Beyond Ecommerce: Lee Bryant of Dachis Group talks Social Business

Following the merger of social technology consultancy Headshift with social business solutions provider Dachis Group in 2009, Headshift founder Lee Bryant and his teams have worked hard to integrate the organisation with the wider Dachis Group. Their hard work paid off in January this year, when it was announced that Headshift would formally be changing its identity to Dachis Group London.

Last week, Somesso was lucky enough to catch Lee, now MD of Dachis Group Europe, for a quick chat about his vision for the future of social business. It's not enough just to sell online, Lee says. "If it's just a team in the marketing department 'doing' social it's a struggle to deliver value," he says. "If you just prioritise net new sales you're treating it as an ecommerce channel. And that's not the only way to look at it."

Certainly, a much quoted recent report from Forrester showed that social media accounts for less than 1% of online sales. So if social isn't just about ecommerce, what other ways might we look at it?

For Lee, it's about looking at ways companies can be organised socially: "If you look at a company's ecosystem, some relationships are internal only and some exist on the surface, as part of marketing and branding. But a lot of value is inherent in flows of relationships between customers, employees and other networks."

The value of social business lies in its ability to help those flows to, well, flow: "Our vision at Dachis Group is to use social technology and these insights to make businesses work better across those relationships.

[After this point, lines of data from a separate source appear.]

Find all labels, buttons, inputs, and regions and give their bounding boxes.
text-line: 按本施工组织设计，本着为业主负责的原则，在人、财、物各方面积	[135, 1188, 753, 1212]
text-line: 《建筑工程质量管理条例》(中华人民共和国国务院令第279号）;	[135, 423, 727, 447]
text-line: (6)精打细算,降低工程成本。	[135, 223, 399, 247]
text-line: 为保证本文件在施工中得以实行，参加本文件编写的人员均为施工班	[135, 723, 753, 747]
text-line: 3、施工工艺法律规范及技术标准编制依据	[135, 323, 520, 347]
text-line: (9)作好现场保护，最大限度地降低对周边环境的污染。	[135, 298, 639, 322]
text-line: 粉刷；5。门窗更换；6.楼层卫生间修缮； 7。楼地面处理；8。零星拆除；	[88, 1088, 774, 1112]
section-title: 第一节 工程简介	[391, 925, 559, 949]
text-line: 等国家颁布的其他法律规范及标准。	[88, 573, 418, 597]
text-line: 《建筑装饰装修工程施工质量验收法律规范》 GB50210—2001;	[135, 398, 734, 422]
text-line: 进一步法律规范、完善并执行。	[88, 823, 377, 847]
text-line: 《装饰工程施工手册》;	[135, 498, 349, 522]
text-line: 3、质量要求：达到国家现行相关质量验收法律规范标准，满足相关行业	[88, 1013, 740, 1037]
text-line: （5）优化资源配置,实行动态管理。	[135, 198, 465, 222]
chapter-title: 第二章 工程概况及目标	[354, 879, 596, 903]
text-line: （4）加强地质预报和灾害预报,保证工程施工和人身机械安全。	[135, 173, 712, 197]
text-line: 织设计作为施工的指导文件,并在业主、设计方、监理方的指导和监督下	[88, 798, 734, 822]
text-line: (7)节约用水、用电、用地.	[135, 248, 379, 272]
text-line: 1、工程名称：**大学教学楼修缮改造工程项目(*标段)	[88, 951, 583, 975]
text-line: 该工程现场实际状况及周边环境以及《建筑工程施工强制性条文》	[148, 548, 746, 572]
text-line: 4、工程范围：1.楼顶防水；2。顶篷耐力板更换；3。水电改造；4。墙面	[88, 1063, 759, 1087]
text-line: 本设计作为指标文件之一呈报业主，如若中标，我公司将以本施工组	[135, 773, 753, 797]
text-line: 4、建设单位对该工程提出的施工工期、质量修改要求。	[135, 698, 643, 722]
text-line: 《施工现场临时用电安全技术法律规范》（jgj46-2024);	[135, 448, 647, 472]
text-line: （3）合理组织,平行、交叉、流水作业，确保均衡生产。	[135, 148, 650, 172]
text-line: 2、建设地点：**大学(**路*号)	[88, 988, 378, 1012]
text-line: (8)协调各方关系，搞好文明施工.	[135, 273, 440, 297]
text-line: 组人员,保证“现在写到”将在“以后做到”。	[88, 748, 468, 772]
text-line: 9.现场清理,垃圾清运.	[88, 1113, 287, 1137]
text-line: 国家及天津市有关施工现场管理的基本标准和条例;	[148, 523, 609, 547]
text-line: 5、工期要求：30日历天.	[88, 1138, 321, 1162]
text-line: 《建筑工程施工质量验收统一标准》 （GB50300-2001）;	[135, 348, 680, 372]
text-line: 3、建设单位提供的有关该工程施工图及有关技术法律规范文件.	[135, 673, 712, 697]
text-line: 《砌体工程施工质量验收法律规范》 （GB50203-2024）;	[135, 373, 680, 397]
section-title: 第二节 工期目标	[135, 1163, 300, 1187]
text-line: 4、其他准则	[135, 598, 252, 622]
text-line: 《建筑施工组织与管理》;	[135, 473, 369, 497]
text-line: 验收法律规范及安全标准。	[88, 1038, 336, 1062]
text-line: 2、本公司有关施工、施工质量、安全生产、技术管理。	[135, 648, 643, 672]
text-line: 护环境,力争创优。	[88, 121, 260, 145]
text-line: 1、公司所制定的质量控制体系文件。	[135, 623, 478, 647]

Metrics might include making businesses cheaper to run, more fluid, more responsive. Helping businesses work less hard to attract/retain new clients and partners. And to do that, you have to look at supporting ecosystem and relationships."

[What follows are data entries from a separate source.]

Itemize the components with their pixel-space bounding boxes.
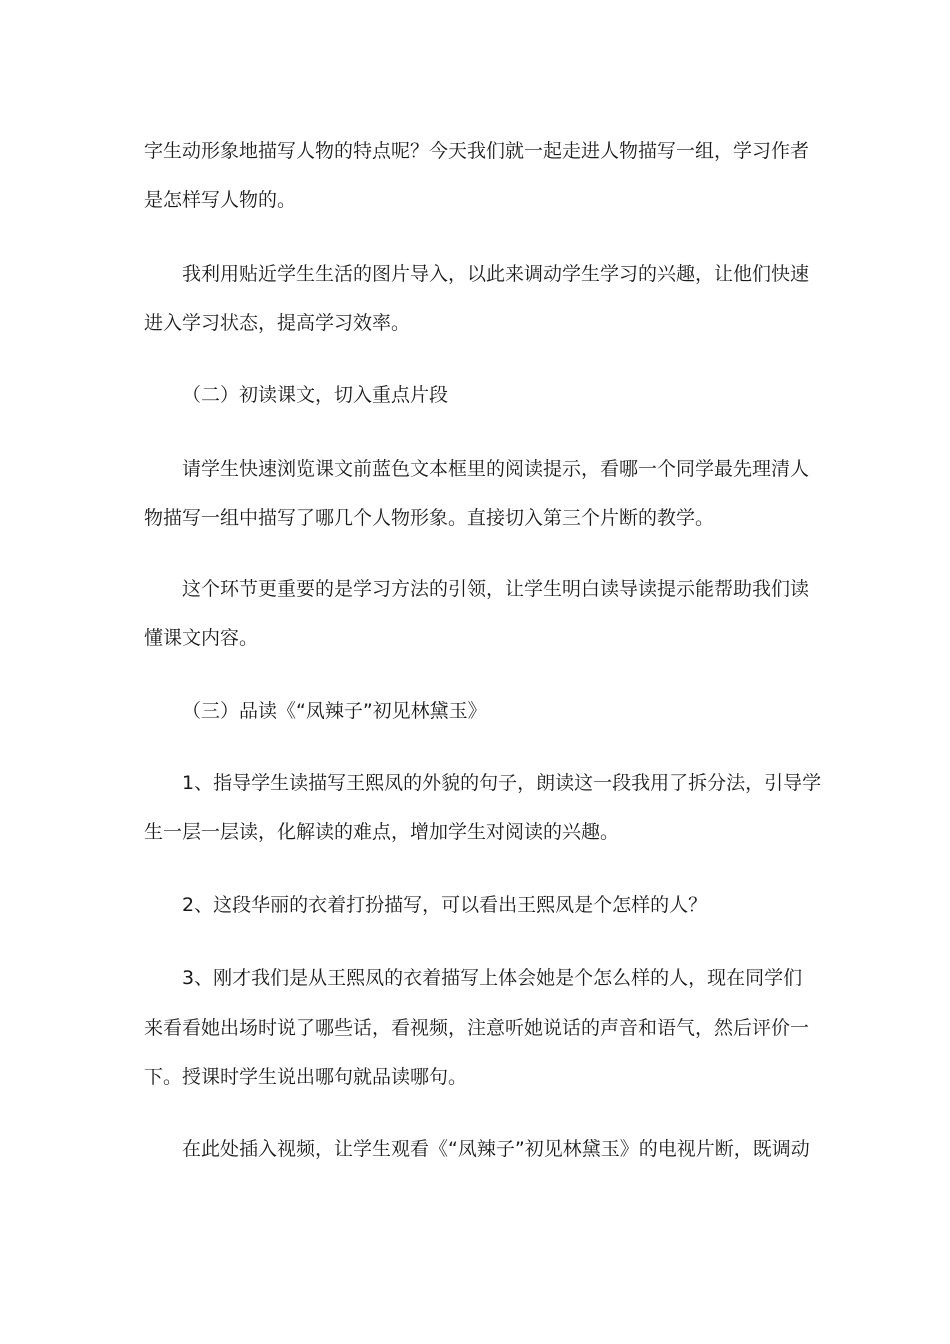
paragraph-line: 我利用贴近学生生活的图片导入，以此来调动学生学习的兴趣，让他们快速: [182, 263, 810, 285]
paragraph-line: 2、这段华丽的衣着打扮描写，可以看出王熙凤是个怎样的人？: [182, 894, 708, 916]
paragraph-line: 物描写一组中描写了哪几个人物形象。直接切入第三个片断的教学。: [144, 507, 715, 529]
paragraph-line: 3、刚才我们是从王熙凤的衣着描写上体会她是个怎么样的人，现在同学们: [182, 967, 803, 989]
section-heading: （二）初读课文，切入重点片段: [182, 384, 449, 406]
paragraph-line: 下。授课时学生说出哪句就品读哪句。: [144, 1066, 468, 1088]
paragraph-line: 懂课文内容。: [144, 627, 259, 649]
paragraph-line: 字生动形象地描写人物的特点呢？今天我们就一起走进人物描写一组，学习作者: [144, 140, 810, 162]
paragraph-line: 这个环节更重要的是学习方法的引领，让学生明白读导读提示能帮助我们读: [182, 578, 810, 600]
paragraph-line: 进入学习状态，提高学习效率。: [144, 312, 411, 334]
paragraph-line: 在此处插入视频，让学生观看《“凤辣子”初见林黛玉》的电视片断，既调动: [182, 1138, 810, 1160]
paragraph-line: 生一层一层读，化解读的难点，增加学生对阅读的兴趣。: [144, 821, 620, 843]
paragraph-line: 是怎样写人物的。: [144, 189, 297, 211]
section-heading: （三）品读《“凤辣子”初见林黛玉》: [182, 700, 487, 722]
paragraph-line: 来看看她出场时说了哪些话，看视频，注意听她说话的声音和语气，然后评价一: [144, 1017, 810, 1039]
paragraph-line: 请学生快速浏览课文前蓝色文本框里的阅读提示，看哪一个同学最先理清人: [182, 458, 810, 480]
paragraph-line: 1、指导学生读描写王熙凤的外貌的句子，朗读这一段我用了拆分法，引导学: [182, 772, 822, 794]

But this can bring its own challenges. To get the most from social technologies, Lee says, organisations should aim to keep values and culture throughout the organisation consistent with those presented externally in the brand image and associated communications. "One of the key challenges at the moment is that early adopters of social as an external marketing tool are getting interested in extending social technology into their organisations. But this can run into difficulties where social has focused on the image presented externally without driving cultural change in the company."

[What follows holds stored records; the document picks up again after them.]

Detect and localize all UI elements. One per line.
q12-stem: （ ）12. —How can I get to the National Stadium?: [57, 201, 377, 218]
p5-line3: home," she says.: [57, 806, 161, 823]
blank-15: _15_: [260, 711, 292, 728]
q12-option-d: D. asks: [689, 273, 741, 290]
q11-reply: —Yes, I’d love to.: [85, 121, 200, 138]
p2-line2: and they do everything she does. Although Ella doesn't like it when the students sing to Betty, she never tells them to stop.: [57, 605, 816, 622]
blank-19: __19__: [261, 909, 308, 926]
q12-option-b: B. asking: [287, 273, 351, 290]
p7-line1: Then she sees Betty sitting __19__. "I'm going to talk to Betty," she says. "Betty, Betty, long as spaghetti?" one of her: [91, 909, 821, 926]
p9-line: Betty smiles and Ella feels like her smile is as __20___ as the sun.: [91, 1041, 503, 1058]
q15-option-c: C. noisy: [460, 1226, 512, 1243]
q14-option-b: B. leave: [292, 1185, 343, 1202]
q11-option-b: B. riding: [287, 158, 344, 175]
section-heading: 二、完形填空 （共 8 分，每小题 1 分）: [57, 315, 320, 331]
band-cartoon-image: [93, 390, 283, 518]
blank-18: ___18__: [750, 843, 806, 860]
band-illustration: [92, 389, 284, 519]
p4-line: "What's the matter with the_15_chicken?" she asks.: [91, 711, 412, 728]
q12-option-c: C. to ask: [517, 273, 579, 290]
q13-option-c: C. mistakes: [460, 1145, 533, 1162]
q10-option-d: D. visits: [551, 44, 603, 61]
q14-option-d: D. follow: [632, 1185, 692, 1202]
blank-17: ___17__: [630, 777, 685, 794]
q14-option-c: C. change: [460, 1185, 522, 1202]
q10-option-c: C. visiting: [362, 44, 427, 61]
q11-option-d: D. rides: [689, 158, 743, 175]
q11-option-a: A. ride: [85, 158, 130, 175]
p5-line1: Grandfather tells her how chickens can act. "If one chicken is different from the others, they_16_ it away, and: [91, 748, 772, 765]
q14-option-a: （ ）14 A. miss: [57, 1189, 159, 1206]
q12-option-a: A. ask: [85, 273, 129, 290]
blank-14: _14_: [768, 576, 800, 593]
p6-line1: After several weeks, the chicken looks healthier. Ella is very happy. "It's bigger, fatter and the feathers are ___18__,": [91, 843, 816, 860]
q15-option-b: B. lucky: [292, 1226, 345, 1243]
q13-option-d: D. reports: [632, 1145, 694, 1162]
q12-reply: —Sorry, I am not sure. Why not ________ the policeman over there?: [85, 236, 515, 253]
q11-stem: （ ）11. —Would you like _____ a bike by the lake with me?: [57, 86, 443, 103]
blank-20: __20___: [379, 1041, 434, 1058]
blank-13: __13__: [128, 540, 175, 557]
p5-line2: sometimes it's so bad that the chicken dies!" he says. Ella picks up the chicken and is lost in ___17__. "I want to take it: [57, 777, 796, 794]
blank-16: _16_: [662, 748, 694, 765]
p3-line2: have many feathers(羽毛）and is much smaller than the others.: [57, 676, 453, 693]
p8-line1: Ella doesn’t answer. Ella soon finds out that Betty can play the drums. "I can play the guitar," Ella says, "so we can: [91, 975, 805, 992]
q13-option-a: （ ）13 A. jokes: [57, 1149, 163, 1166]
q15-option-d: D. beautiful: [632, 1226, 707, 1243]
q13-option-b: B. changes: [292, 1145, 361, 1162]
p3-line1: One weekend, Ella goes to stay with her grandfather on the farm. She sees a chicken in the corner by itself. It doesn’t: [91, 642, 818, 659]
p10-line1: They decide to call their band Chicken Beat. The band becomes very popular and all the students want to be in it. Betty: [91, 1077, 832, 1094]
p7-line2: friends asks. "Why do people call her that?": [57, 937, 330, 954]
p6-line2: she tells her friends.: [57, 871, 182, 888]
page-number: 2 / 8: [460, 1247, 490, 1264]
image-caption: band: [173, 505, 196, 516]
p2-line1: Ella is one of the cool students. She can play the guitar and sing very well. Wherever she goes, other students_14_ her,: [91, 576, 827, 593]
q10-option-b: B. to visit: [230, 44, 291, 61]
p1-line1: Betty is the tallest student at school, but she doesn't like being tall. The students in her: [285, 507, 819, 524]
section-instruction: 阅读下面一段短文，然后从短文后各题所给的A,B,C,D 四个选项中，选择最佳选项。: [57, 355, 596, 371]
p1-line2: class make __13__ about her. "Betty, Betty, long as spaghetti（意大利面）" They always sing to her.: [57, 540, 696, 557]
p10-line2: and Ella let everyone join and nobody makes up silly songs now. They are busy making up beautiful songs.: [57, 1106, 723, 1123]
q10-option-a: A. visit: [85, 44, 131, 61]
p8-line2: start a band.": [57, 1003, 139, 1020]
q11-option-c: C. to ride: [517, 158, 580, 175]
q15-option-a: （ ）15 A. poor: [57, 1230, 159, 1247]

Put simply, superficial social technology can end up making image problems worse. "If you're presenting a cool, approachable image on Facebook, but once people get past Facebook friendliness they hit call centre land, then they won't be impressed," Lee says. And changing a culture isn't just about buying a new social technology. "Just because you've launched a great new social tool doesn't necessarily mean you'll automatically get a better working culture," he warns. "To get the most from social business internally and externally, businesses need a strategy, clear goals and rigorous follow up."

This is not likely to happen overnight. "With the current pace of change, we're still looking at 5-year plans for real transformation in businesses." But organisations that succeed in taking social business beyond sales and branding can, in turn, see a beneficial effect on their brand - and on their sales. "If you're a cool company, then people will fight on your behalf. And you'll find your customers doing a lot of your marketing for you."